If it takes time to move, then it seems like it is analogous to shacking a bowling ball?
But the ear can hear to 20kHz, so it obviously can wriggle around at that rate which is 0.05 msec, or 50 usec
One scientist has described it as moving a spring surrounded by corn syrup, but it's actually the thing the spring is attached to -- the basilar membrane -- and waves in the corn syrup that surrounds it that -- are moving and kind of pushing the inner hair cells (the outer hair cells move that way but also in different ways and do a different job).
I thought this in particular was a good explanation, of how the inner ear works --
This also is good though longer, and not as clear for the lay person and with less of a look at the active gain control and frequency selectivity system, but shows the corn syrup analogy:
But it also take time even after the hairs move for the potassium and calcium ions that rush into the hair cell upon hair deflection, depolarized the cell nuclear, release the neurotransmitters and cause an action potential an a neuron and then revert and then happen again.
That's where our time/sound resolution gets a little spotty.
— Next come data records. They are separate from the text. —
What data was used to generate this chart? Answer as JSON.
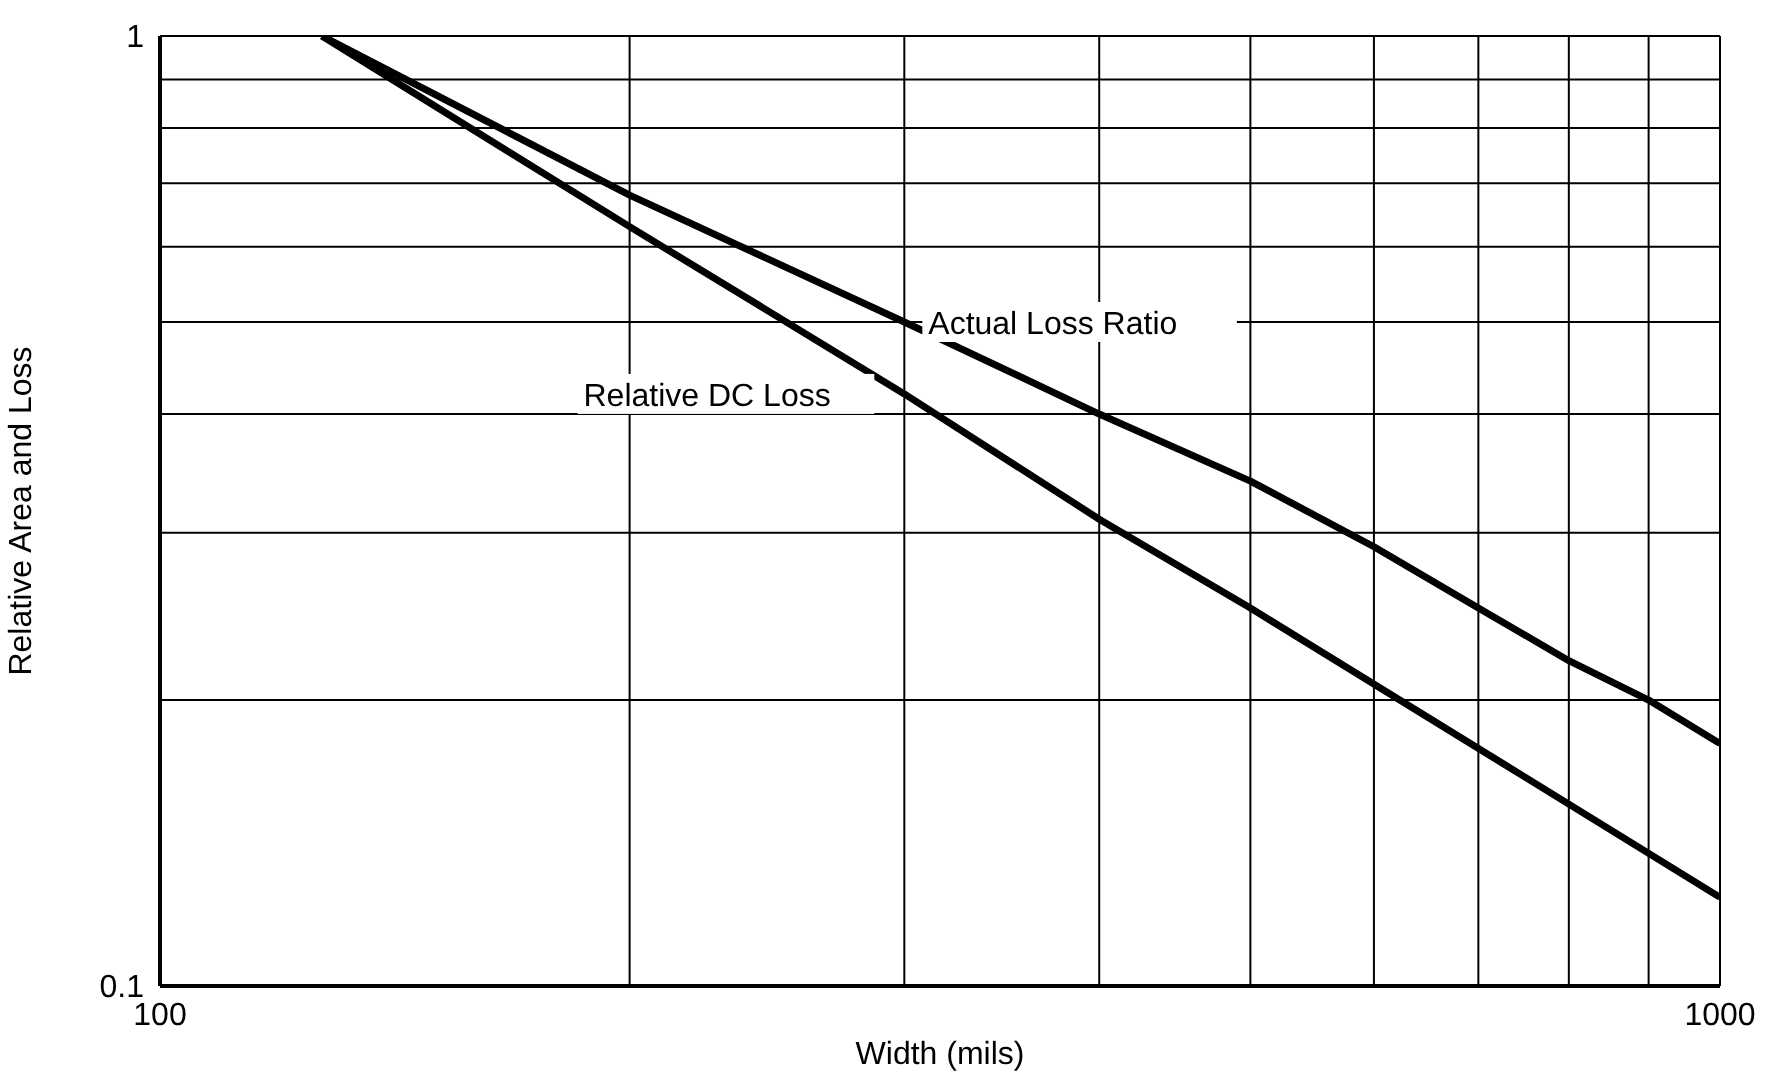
{
  "chart_data": {
    "type": "line",
    "xlabel": "Width (mils)",
    "ylabel": "Relative Area and Loss",
    "log": "xy",
    "grid": true,
    "xlim": [
      100,
      1000
    ],
    "xticks": [
      100,
      {
        "value": 200,
        "label": null
      },
      {
        "value": 300,
        "label": null
      },
      {
        "value": 400,
        "label": null
      },
      {
        "value": 500,
        "label": null
      },
      {
        "value": 600,
        "label": null
      },
      {
        "value": 700,
        "label": null
      },
      {
        "value": 800,
        "label": null
      },
      {
        "value": 900,
        "label": null
      },
      1000
    ],
    "ylim": [
      0.1,
      1
    ],
    "yticks": [
      0.1,
      {
        "value": 0.2,
        "label": null
      },
      {
        "value": 0.3,
        "label": null
      },
      {
        "value": 0.4,
        "label": null
      },
      {
        "value": 0.5,
        "label": null
      },
      {
        "value": 0.6,
        "label": null
      },
      {
        "value": 0.7,
        "label": null
      },
      {
        "value": 0.8,
        "label": null
      },
      {
        "value": 0.9,
        "label": null
      },
      1
    ],
    "series": [
      {
        "name": "Actual Loss Ratio",
        "color": "#000000",
        "x": [
          127,
          200,
          300,
          400,
          500,
          600,
          700,
          800,
          900,
          1000
        ],
        "values": [
          1,
          0.68,
          0.5,
          0.4,
          0.34,
          0.29,
          0.25,
          0.22,
          0.2,
          0.18
        ]
      },
      {
        "name": "Relative DC Loss",
        "color": "#000000",
        "x": [
          127,
          200,
          300,
          400,
          500,
          1000
        ],
        "values": [
          1,
          0.63,
          0.42,
          0.31,
          0.25,
          0.124
        ]
      }
    ]
  }
}
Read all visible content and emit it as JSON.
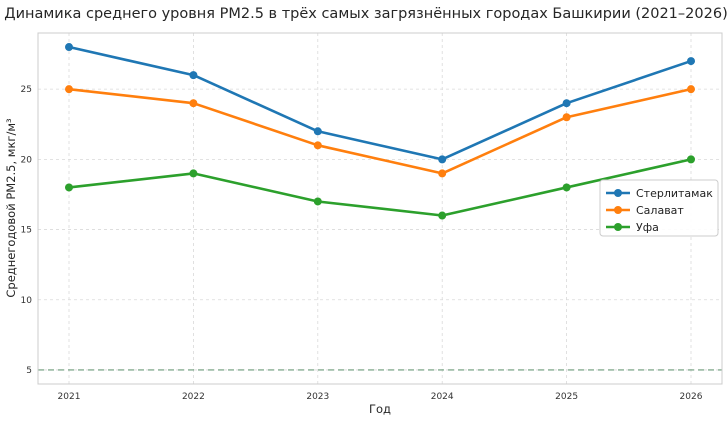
{
  "chart_data": {
    "type": "line",
    "title": "Динамика среднего уровня PM2.5 в трёх самых загрязнённых городах Башкирии (2021–2026)",
    "xlabel": "Год",
    "ylabel": "Среднегодовой PM2.5, мкг/м³",
    "categories": [
      "2021",
      "2022",
      "2023",
      "2024",
      "2025",
      "2026"
    ],
    "ylim": [
      4,
      29
    ],
    "yticks": [
      5,
      10,
      15,
      20,
      25
    ],
    "grid": true,
    "legend_position": "right",
    "reference_line": {
      "value": 5,
      "style": "dashed",
      "color": "#6a9a78"
    },
    "series": [
      {
        "name": "Стерлитамак",
        "color": "#1f77b4",
        "values": [
          28,
          26,
          22,
          20,
          24,
          27
        ]
      },
      {
        "name": "Салават",
        "color": "#ff7f0e",
        "values": [
          25,
          24,
          21,
          19,
          23,
          25
        ]
      },
      {
        "name": "Уфа",
        "color": "#2ca02c",
        "values": [
          18,
          19,
          17,
          16,
          18,
          20
        ]
      }
    ]
  }
}
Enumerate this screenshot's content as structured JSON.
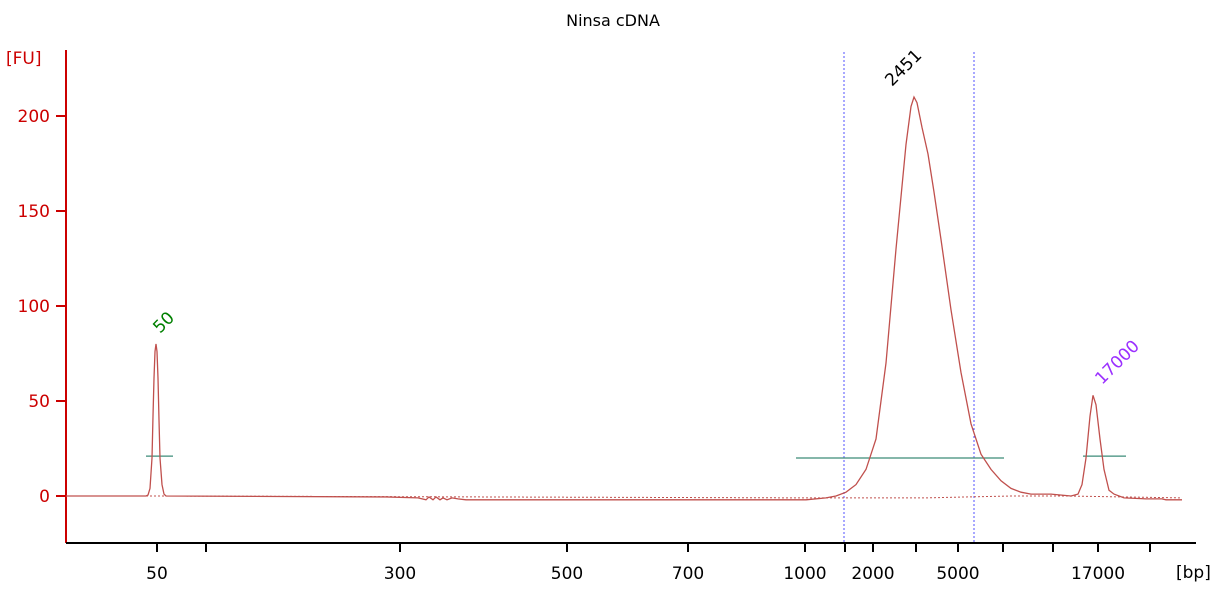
{
  "chart_data": {
    "type": "line",
    "title": "Ninsa cDNA",
    "ylabel": "[FU]",
    "xlabel": "[bp]",
    "ylim": [
      -22,
      233
    ],
    "yticks": [
      0,
      50,
      100,
      150,
      200
    ],
    "xtick_labels": [
      "50",
      "300",
      "500",
      "700",
      "1000",
      "2000",
      "5000",
      "17000"
    ],
    "colors": {
      "trace": "#c0504d",
      "axis": "#cc0000",
      "marker_peak": "#008000",
      "ladder_peak": "#9b30ff",
      "sample_peak": "#000000",
      "region_line": "#3c8c78",
      "region_border": "#5050ff"
    },
    "peaks": [
      {
        "label": "50",
        "color": "#008000",
        "height": 80
      },
      {
        "label": "2451",
        "color": "#000000",
        "height": 210
      },
      {
        "label": "17000",
        "color": "#9b30ff",
        "height": 53
      }
    ],
    "trace": [
      [
        0,
        0
      ],
      [
        80,
        0
      ],
      [
        82,
        0.5
      ],
      [
        84,
        4
      ],
      [
        86,
        20
      ],
      [
        87,
        42
      ],
      [
        88,
        62
      ],
      [
        89,
        76
      ],
      [
        90,
        80
      ],
      [
        91,
        76
      ],
      [
        92,
        62
      ],
      [
        93,
        40
      ],
      [
        94,
        20
      ],
      [
        96,
        6
      ],
      [
        98,
        1
      ],
      [
        100,
        0
      ],
      [
        320,
        -0.5
      ],
      [
        352,
        -1
      ],
      [
        360,
        -2
      ],
      [
        363,
        -0.5
      ],
      [
        367,
        -2
      ],
      [
        370,
        -0.5
      ],
      [
        374,
        -2
      ],
      [
        377,
        -1
      ],
      [
        381,
        -2
      ],
      [
        386,
        -1
      ],
      [
        392,
        -1.5
      ],
      [
        400,
        -2
      ],
      [
        740,
        -2
      ],
      [
        760,
        -1
      ],
      [
        770,
        0
      ],
      [
        780,
        2
      ],
      [
        790,
        6
      ],
      [
        800,
        14
      ],
      [
        810,
        30
      ],
      [
        820,
        70
      ],
      [
        830,
        130
      ],
      [
        840,
        185
      ],
      [
        845,
        205
      ],
      [
        848,
        210
      ],
      [
        851,
        207
      ],
      [
        856,
        194
      ],
      [
        862,
        180
      ],
      [
        868,
        160
      ],
      [
        875,
        135
      ],
      [
        885,
        98
      ],
      [
        895,
        65
      ],
      [
        905,
        38
      ],
      [
        915,
        22
      ],
      [
        925,
        14
      ],
      [
        935,
        8
      ],
      [
        945,
        4
      ],
      [
        955,
        2
      ],
      [
        965,
        1
      ],
      [
        985,
        1
      ],
      [
        1005,
        0
      ],
      [
        1012,
        1
      ],
      [
        1016,
        6
      ],
      [
        1020,
        20
      ],
      [
        1024,
        42
      ],
      [
        1027,
        53
      ],
      [
        1030,
        48
      ],
      [
        1034,
        30
      ],
      [
        1038,
        14
      ],
      [
        1043,
        3
      ],
      [
        1048,
        1
      ],
      [
        1058,
        -1
      ],
      [
        1080,
        -1.5
      ],
      [
        1096,
        -1.5
      ],
      [
        1100,
        -2
      ],
      [
        1116,
        -2
      ]
    ],
    "baseline": [
      [
        0,
        0
      ],
      [
        80,
        0
      ],
      [
        100,
        0
      ],
      [
        740,
        -1
      ],
      [
        800,
        -1
      ],
      [
        860,
        -1
      ],
      [
        900,
        -0.5
      ],
      [
        945,
        0
      ],
      [
        1000,
        0
      ],
      [
        1116,
        -1
      ]
    ],
    "region_lines": [
      {
        "x1": 76,
        "x2": 103,
        "y": 21
      },
      {
        "x1": 726,
        "x2": 934,
        "y": 20
      },
      {
        "x1": 1013,
        "x2": 1056,
        "y": 21
      }
    ],
    "region_borders": [
      774,
      904
    ]
  }
}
We process sounds in ear inner ear simultaneously using two sources of frequency information -- location on the basilar membrane --- the location on the membrane and the particular hair cell attached to it most activated by a specific frequency -- and nerve firing pattern -- the timing pattern of the nerve spikes are tracked and used by the brain. Below 5kHz our nerve spike patterns are phased to the signal, they repeatedly fire at the same point in the phase of the frequency being resolved, but above 5kHz the nerve firing process isn't fast enough to remain phase locked. Not coincidentally, when frequencies get above about 5kHz, we can still hear the sounds but we don't perceive them the same way -- they no longer sound like musically related pitch intervals. If you play "Mary Had a Little Lamb with frequencies only above 5kHz, you won't really hear it as having a melody.
So, our hearing is fast, but even within the range of sounds we can hear, it's not perfectly fast -- our time resolution of frequency breaks down over 4-5kHz.
It is certainly complex, but the idea that there is an importance on attack and timing seems more germane than steady-state behaviour.
In fact the diagonal coaming back from the brain to the ear, sort of squelch the steady-state sound after a while.
We're not really talking about "steady-state" behavior here, we're talking about periodic signals. And auditory science testing is done with all kinds of different signals from music to trains of clicks -- so very much pure attack sound and very momentary.
We know a lot about how the ear/brain responds to fast clicks, and fast trains and patterns of clicks. We're not as good as 50 uSec, never mind 10 uSec when it comes to, say, being able to hear a gap in pulses of broadband noise, or modulation in trains of clicks. 2-3 msec is more of out threshold there. We can process differences between sounds at one ear vs. another on shorter time frames. But our timing discrimination in other auditory processes are not equally accute.
That's why I say there is more that one element of "speed" in our hearing and difference speed and timing characteristics are involved in different processes. A lot of these inferences look at the fasted number -- 10 usecs of ITD or something -- and say, well, that's the speed humans can resolve.
Attack and sound envelope characteristics seem to be crucially important contributors to our perception of timbre, and so obviously they're crucial contributors to our experience of music. I don't think anyone would ever say otherwise, certainly I wouldn't. And not just impulse timing but system ringing after impulse, and also the timing of the harmonic spectrum envelope as well as the blended whole.
As I understand it, but I could have misunderstood, we have measurements that cover the performance of equipment in these areas -- a 10kHz square wave as a rise time in the nano seconds and has frequency components at the second harmonic that are at the very edge of human hearing -- that'll tell us if our system is fast enough to cover speeds we can hear beyond 10 uS, we can look at group delay to see how linear a system is likely to be with respect to harmonic spectrum envelope, we can look at impulse response to see how quickly or not a system stops after an impulse. In the video, IIRC, the guy asserts we don't have measurements capable of addressing these characteristics, and even if we do we don't have measurements that can resolve them at the speed our ears work. But that's just wrong. We do have these measurements and they do cover these characteristics and they are as fast or faster than our hearing.
The interaural time delay difference effects are more problematic to measure if we're all going home and listening to music over loudspeakers in our homes because room effects are going to totally swamp channel signal differences at 10 usec. But we can look at channel balances to tell us how linear things are from channel to channel up until the point when they hit the room.